Pediatrix Medical Group of Florida, the nation’s leading provider of specialty pediatric physician services, and its parent company, Mednax, claim Aetna has tried to reduce claims payments using a flawed analysis and strong-armed providers with a scheme the companies say is “motivated by a desire for ever-increasing profits.”
The physician group, with employs 1,750 specialists across 35 states, also raised concerns that the insurer does not review medical charts when evaluating claims payments, referencing a CNN report in February that highlighted a deposition from Aetna’s former medical director Jay Ken Iinuma, M.D., who said he never looked at patient records when making coverage decisions.
That sparked condemnation from many in the healthcare industry and prompted an investigation by several states including California. Aetna has said Iinuma’s deposition was “taken out of context to create media and courtroom leverage,” adding that it is a “gross misrepresentation” of its review process.
But according to the complaint (PDF) filed by Pediatrix and Mednax with the U.S. District Court in the Southern District of Florida, Aetna uses its “sheer size and enormous market power” to “threaten providers with frivolous lawsuits based on flawed statistical analyses of the providers’ claims for payment.” Pediatrix claims Aetna retains a lawyer that uses “back-door means” to deny claims by conducting an investigation outside of the civil discovery process and hiring private investigators to question former employees.
“These legal actions were filed to protect physicians who are employed by Mednax’s affiliated medical practices and the critically ill and/or premature newborns that they care for each and every day in order to ensure that physicians, not insurance companies, retain the right to make medical decisions for their patients,” Luke Nikas, an attorney with Quinn Emanuel Urquhart & Sullivan, LLP who represents Pediatrix and Mednax, said in a statement to FierceHealthcare.
“MEDNAX firmly believes that a physician’s professional judgment is of paramount importance,” he added. “We have full confidence in the appropriateness of our practices and wish to resolve this matter expeditiously.”
A spokesperson for Aetna said the company does not comment on pending litigation but referenced a previous statement it issued refuting the CNN report.
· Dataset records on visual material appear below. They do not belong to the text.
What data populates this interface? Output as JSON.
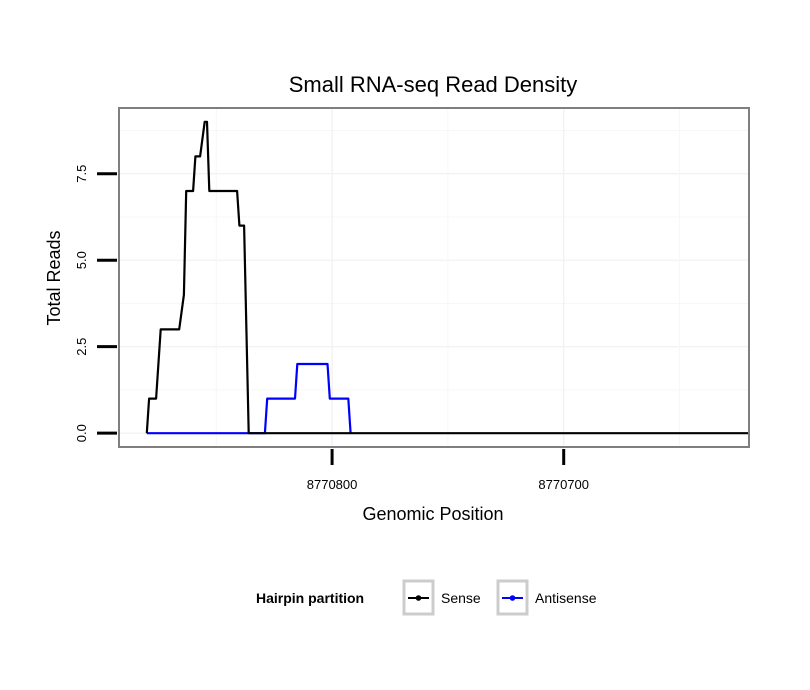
{
  "chart_data": {
    "type": "line",
    "title": "Small RNA-seq Read Density",
    "xlabel": "Genomic Position",
    "ylabel": "Total Reads",
    "x_reversed": true,
    "xlim": [
      8770892,
      8770620
    ],
    "ylim": [
      -0.4,
      9.4
    ],
    "x_ticks": [
      8770800,
      8770700
    ],
    "x_tick_labels": [
      "8770800",
      "8770700"
    ],
    "y_ticks": [
      0.0,
      2.5,
      5.0,
      7.5
    ],
    "y_tick_labels": [
      "0.0",
      "2.5",
      "5.0",
      "7.5"
    ],
    "grid": true,
    "legend": {
      "title": "Hairpin partition",
      "placement": "bottom",
      "entries": [
        "Sense",
        "Antisense"
      ]
    },
    "series": [
      {
        "name": "Sense",
        "color": "#000000",
        "points": [
          [
            8770880,
            0
          ],
          [
            8770879,
            1
          ],
          [
            8770876,
            1
          ],
          [
            8770874,
            3
          ],
          [
            8770873,
            3
          ],
          [
            8770866,
            3
          ],
          [
            8770864,
            4
          ],
          [
            8770863,
            7
          ],
          [
            8770860,
            7
          ],
          [
            8770859,
            8
          ],
          [
            8770857,
            8
          ],
          [
            8770855,
            9
          ],
          [
            8770854,
            9
          ],
          [
            8770853,
            7
          ],
          [
            8770841,
            7
          ],
          [
            8770840,
            6
          ],
          [
            8770838,
            6
          ],
          [
            8770837,
            3
          ],
          [
            8770836,
            0
          ],
          [
            8770620,
            0
          ]
        ]
      },
      {
        "name": "Antisense",
        "color": "#0000ff",
        "points": [
          [
            8770880,
            0
          ],
          [
            8770829,
            0
          ],
          [
            8770828,
            1
          ],
          [
            8770816,
            1
          ],
          [
            8770815,
            2
          ],
          [
            8770802,
            2
          ],
          [
            8770801,
            1
          ],
          [
            8770793,
            1
          ],
          [
            8770792,
            0
          ]
        ]
      }
    ]
  }
}
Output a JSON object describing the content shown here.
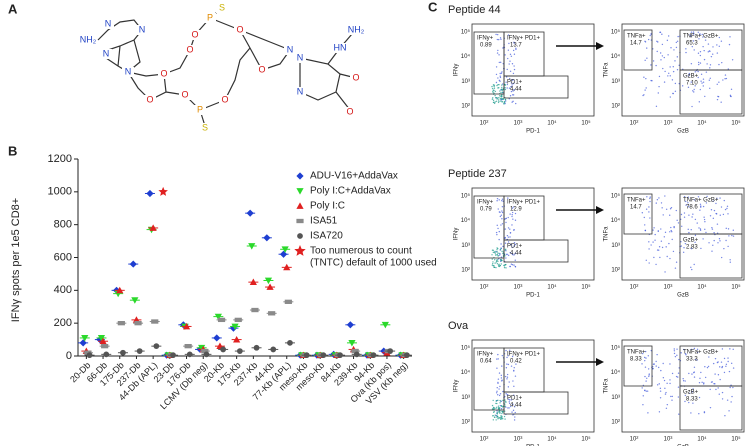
{
  "panels": {
    "a": "A",
    "b": "B",
    "c": "C"
  },
  "structure": {
    "atoms": [
      "NH₂",
      "N",
      "N",
      "N",
      "N",
      "O",
      "O",
      "O",
      "O",
      "P",
      "S",
      "O",
      "O",
      "P",
      "S",
      "O",
      "O",
      "N",
      "N",
      "N",
      "HN",
      "NH₂",
      "O",
      "O"
    ]
  },
  "chart_data": {
    "type": "scatter",
    "ylabel": "IFNγ spots per 1e5 CD8+",
    "categories": [
      "20-Db",
      "66-Db",
      "175-Db",
      "237-Db",
      "44-Db (APL)",
      "23-Db",
      "176-Db",
      "LCMV (Db neg)",
      "20-Kb",
      "175-Kb",
      "237-Kb",
      "44-Kb",
      "77-Kb (APL)",
      "meso-Kb",
      "meso-Kb",
      "84-Kb",
      "239-Kb",
      "94-Kb",
      "Ova (Kb pos)",
      "VSV (Kb neg)"
    ],
    "ylim": [
      0,
      1200
    ],
    "yticks": [
      0,
      200,
      400,
      600,
      800,
      1000,
      1200
    ],
    "series": [
      {
        "name": "ADU-V16+AddaVax",
        "color": "#1f3fd1",
        "marker": "diamond",
        "values": [
          80,
          100,
          400,
          560,
          990,
          5,
          190,
          40,
          110,
          170,
          870,
          720,
          620,
          5,
          5,
          10,
          190,
          5,
          30,
          5
        ]
      },
      {
        "name": "Poly I:C+AddaVax",
        "color": "#2bd92b",
        "marker": "triangle-down",
        "values": [
          110,
          110,
          380,
          340,
          770,
          5,
          180,
          50,
          240,
          180,
          670,
          460,
          650,
          5,
          5,
          5,
          80,
          5,
          190,
          5
        ]
      },
      {
        "name": "Poly I:C",
        "color": "#e02020",
        "marker": "triangle-up",
        "values": [
          30,
          90,
          400,
          220,
          780,
          5,
          180,
          40,
          60,
          100,
          450,
          420,
          540,
          5,
          5,
          5,
          40,
          5,
          20,
          5
        ]
      },
      {
        "name": "ISA51",
        "color": "#8a8a8a",
        "marker": "square",
        "values": [
          20,
          60,
          200,
          200,
          210,
          5,
          60,
          30,
          220,
          220,
          280,
          260,
          330,
          5,
          5,
          5,
          30,
          5,
          30,
          5
        ]
      },
      {
        "name": "ISA720",
        "color": "#555555",
        "marker": "circle",
        "values": [
          5,
          10,
          20,
          30,
          60,
          5,
          10,
          10,
          40,
          30,
          50,
          40,
          80,
          5,
          5,
          5,
          10,
          5,
          30,
          5
        ]
      }
    ],
    "tntc": {
      "category": 4,
      "value": 1000,
      "color": "#e02020"
    },
    "legend_note": [
      "Too numerous to count",
      "(TNTC) default of 1000 used"
    ]
  },
  "flow": {
    "ticks": [
      "10²",
      "10³",
      "10⁴",
      "10⁵"
    ],
    "labels": {
      "ifng": "IFNy",
      "pd1": "PD-1",
      "tnfa": "TNFa",
      "gzb": "GzB"
    },
    "rows": [
      {
        "title": "Peptide 44",
        "left": [
          [
            "IFNy+",
            "0.89"
          ],
          [
            "IFNy+ PD1+",
            "13.7"
          ],
          [
            "PD1+",
            "4.44"
          ]
        ],
        "right": [
          [
            "TNFa+",
            "14.7"
          ],
          [
            "TNFa+ GzB+",
            "65.3"
          ],
          [
            "GzB+",
            "7.10"
          ]
        ]
      },
      {
        "title": "Peptide 237",
        "left": [
          [
            "IFNy+",
            "0.79"
          ],
          [
            "IFNy+ PD1+",
            "12.9"
          ],
          [
            "PD1+",
            "4.44"
          ]
        ],
        "right": [
          [
            "TNFa+",
            "14.7"
          ],
          [
            "TNFa+ GzB+",
            "78.6"
          ],
          [
            "GzB+",
            "2.83"
          ]
        ]
      },
      {
        "title": "Ova",
        "left": [
          [
            "IFNy+",
            "0.64"
          ],
          [
            "IFNy+ PD1+",
            "0.42"
          ],
          [
            "PD1+",
            "4.44"
          ]
        ],
        "right": [
          [
            "TNFa+",
            "8.33"
          ],
          [
            "TNFa+ GzB+",
            "33.3"
          ],
          [
            "GzB+",
            "8.33"
          ]
        ]
      }
    ]
  }
}
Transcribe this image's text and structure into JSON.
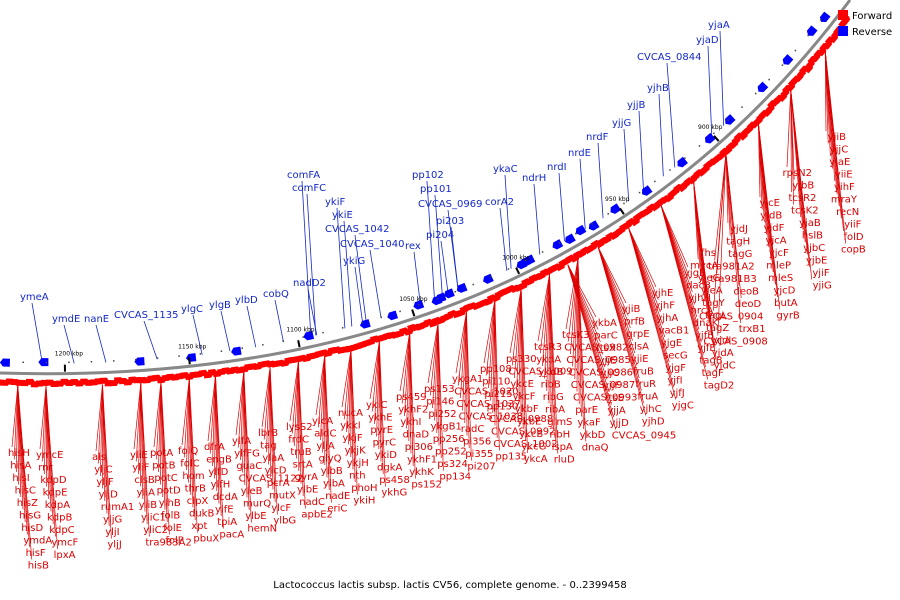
{
  "caption": "Lactococcus lactis subsp. lactis CV56, complete genome. - 0..2399458",
  "legend": [
    {
      "label": "Forward",
      "color": "#ff0000"
    },
    {
      "label": "Reverse",
      "color": "#0000ff"
    }
  ],
  "colors": {
    "forward": "#ff0000",
    "reverse": "#0000ff",
    "label_forward": "#dd0000",
    "label_reverse": "#1428c8",
    "axis": "#888888"
  },
  "tick_labels": [
    "1200 kbp",
    "1150 kbp",
    "1100 kbp",
    "1050 kbp",
    "1000 kbp",
    "950 kbp",
    "900 kbp"
  ],
  "reverse_labels": [
    "ymeA",
    "ymdE",
    "nanE",
    "CVCAS_1135",
    "ylgC",
    "ylgB",
    "ylbD",
    "cobQ",
    "nadD2",
    "ykiF",
    "comFC",
    "comFA",
    "ykiE",
    "CVCAS_1042",
    "CVCAS_1040",
    "ykiG",
    "rex",
    "pi204",
    "pi203",
    "CVCAS_0969",
    "pp101",
    "pp102",
    "corA2",
    "ndrH",
    "ykaC",
    "nrdI",
    "nrdE",
    "nrdF",
    "yjjG",
    "yjjB",
    "yjhB",
    "CVCAS_0844",
    "yjaD",
    "yjaA"
  ],
  "forward_labels": [
    "hisH",
    "hisA",
    "hisI",
    "hisC",
    "hisZ",
    "hisG",
    "hisD",
    "ymdA",
    "hisF",
    "hisB",
    "ymdC",
    "ymcE",
    "rnr",
    "kdpD",
    "kdpE",
    "kdpA",
    "kdpB",
    "kdpC",
    "ymcF",
    "lpxA",
    "als",
    "yljC",
    "yljF",
    "yljD",
    "rumA1",
    "yljG",
    "yljI",
    "yljJ",
    "yliE",
    "yliF",
    "clsB",
    "yliA",
    "yliB",
    "yliC1",
    "yliC2",
    "tra983A2",
    "potA",
    "potB",
    "potC",
    "potD",
    "ylhB",
    "folB",
    "folE",
    "folP",
    "folQ",
    "folC",
    "hom",
    "thrB",
    "clpX",
    "dukB",
    "xpt",
    "pbuX",
    "dfrA",
    "engB",
    "ylfD",
    "ylfH",
    "dcdA",
    "ylfE",
    "tpiA",
    "pacA",
    "ylfA",
    "ylfFG",
    "guaC",
    "CVCAS_1122",
    "yleB",
    "murQ",
    "ylbE",
    "hemN",
    "lbrB",
    "tag",
    "ylaA",
    "ylcD",
    "pcrA",
    "mutX",
    "ylcF",
    "ylbG",
    "lysS2",
    "frdC",
    "truB",
    "srtA",
    "gyrA",
    "ylbE",
    "nadC",
    "apbE2",
    "ylcA",
    "aldC",
    "yljA",
    "glyQ",
    "ylbB",
    "ylbA",
    "nadE",
    "eriC",
    "nucA",
    "ykkI",
    "ykjF",
    "ykjK",
    "ykjH",
    "nth",
    "phoH",
    "ykiH",
    "ykiC",
    "ykhE",
    "pyrE",
    "pyrC",
    "ykiD",
    "dgkA",
    "ps458",
    "ykhG",
    "ps459",
    "ykhF2",
    "ykhI",
    "dnaD",
    "pi306",
    "ykhF1",
    "ykhK",
    "ps152",
    "ps153",
    "pi146",
    "pi252",
    "ykgB1",
    "pp256",
    "pp252",
    "ps324",
    "pp134",
    "ykgA1",
    "CVCAS_1020",
    "CVCAS_1037",
    "CVCAS_1038",
    "radC",
    "pi356",
    "pi355",
    "pi207",
    "pp108",
    "pi110",
    "pi215",
    "pp130",
    "CVCAS_0988",
    "CVCAS_0992",
    "CVCAS_1002",
    "pp135",
    "ps330",
    "CVCAS_1009",
    "ykcE",
    "ykcF",
    "ykbF",
    "ykbE",
    "ykcB",
    "ykcG",
    "ykcA",
    "tcsR3",
    "ykdA",
    "ykdB",
    "ribB",
    "ribG",
    "ribA",
    "glmS",
    "ribH",
    "lspA",
    "rluD",
    "tcsK3",
    "CVCAS_0982",
    "CVCAS_0985",
    "CVCAS_0986",
    "CVCAS_0987",
    "CVCAS_0993",
    "parE",
    "ykaF",
    "ykbD",
    "dnaQ",
    "ykbA",
    "parC",
    "ftsX",
    "yjjE",
    "yjjC",
    "yjjF",
    "ftsE",
    "yjjA",
    "yjjD",
    "CVCAS_0945",
    "yjiB",
    "prfB",
    "grpE",
    "clsA",
    "yjiE",
    "fruB",
    "fruR",
    "fruA",
    "yjhC",
    "yjhD",
    "yjhE",
    "yjhF",
    "yjhA",
    "vacB1",
    "yjgE",
    "secG",
    "yjgF",
    "yjfI",
    "yjfJ",
    "yjgC",
    "yjgB",
    "dacB",
    "yjhH",
    "hrcA",
    "dnaK",
    "yjfB",
    "yjfE",
    "tagB",
    "tagF",
    "tagD2",
    "fhs",
    "mycA",
    "yjeG",
    "yjeA",
    "tagY",
    "tagL",
    "tagZ",
    "yjdI",
    "yjdA",
    "yjdC",
    "yjdJ",
    "tagH",
    "tagG",
    "tra981A2",
    "tra981B3",
    "deoB",
    "deoD",
    "CVCAS_0904",
    "trxB1",
    "CVCAS_0908",
    "yjcE",
    "yjdB",
    "yjdF",
    "yjcA",
    "yjcF",
    "mleP",
    "mleS",
    "yjcD",
    "butA",
    "gyrB",
    "rpsN2",
    "yjbB",
    "tcsR2",
    "tcsK2",
    "yjaB",
    "hslB",
    "yjbC",
    "yjbE",
    "yjiF",
    "yjiG",
    "yjiB",
    "yjjC",
    "yjaE",
    "yiiE",
    "yihF",
    "mraY",
    "recN",
    "yiiF",
    "folD",
    "copB"
  ]
}
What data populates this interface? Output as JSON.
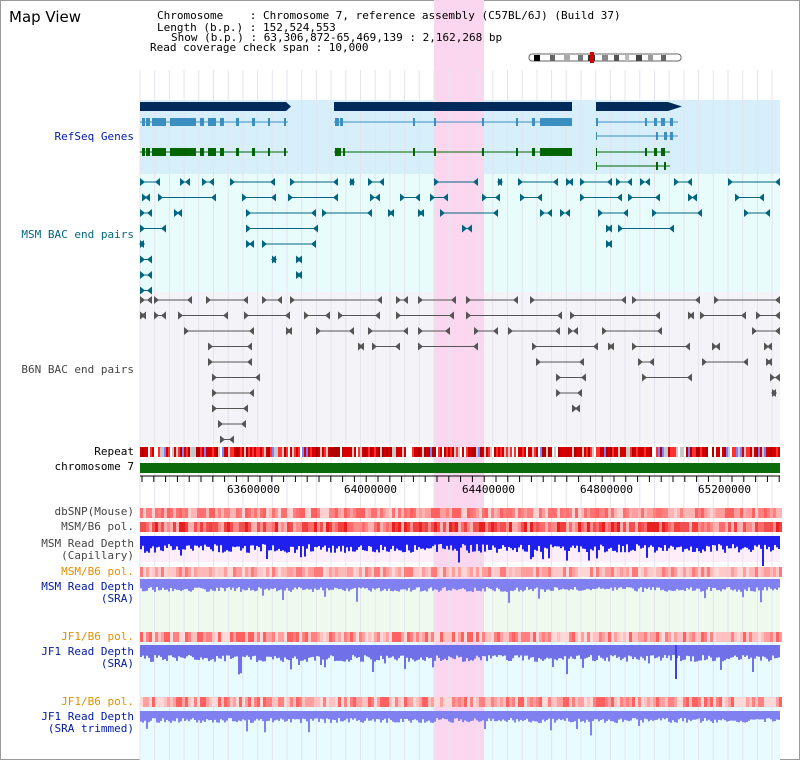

Iinuma also issued a sworn statement (PDF) clarifying his previous deposition, adding that he "generally would have reviewed a portion of the patients' medical record that was provided to Aetna."
Pediatrix, however, claims the insurer—which is in the midst of finalizing a $69 billion deal with CVS—prioritizes profits over necessary medical care.
“Defendants do not care what the medical charts reflect,” the complaint states. “Defendants do not concern themselves with the actual care being delivered. Their sole motivation is to recover from or deny monies to the healthcare providers to reduce the costs of care that they must pay for—even justified and life-saving care— and increase their profit margins.”
Update: According to Law360, Aetna sued Mednax and Pediatrix claiming providers exaggerated the conditions of newborns to order additional unnecessary tests, resulting in $50 million in overbilling. The suit was filed in the Pennsylvania Court of Common pleas this week.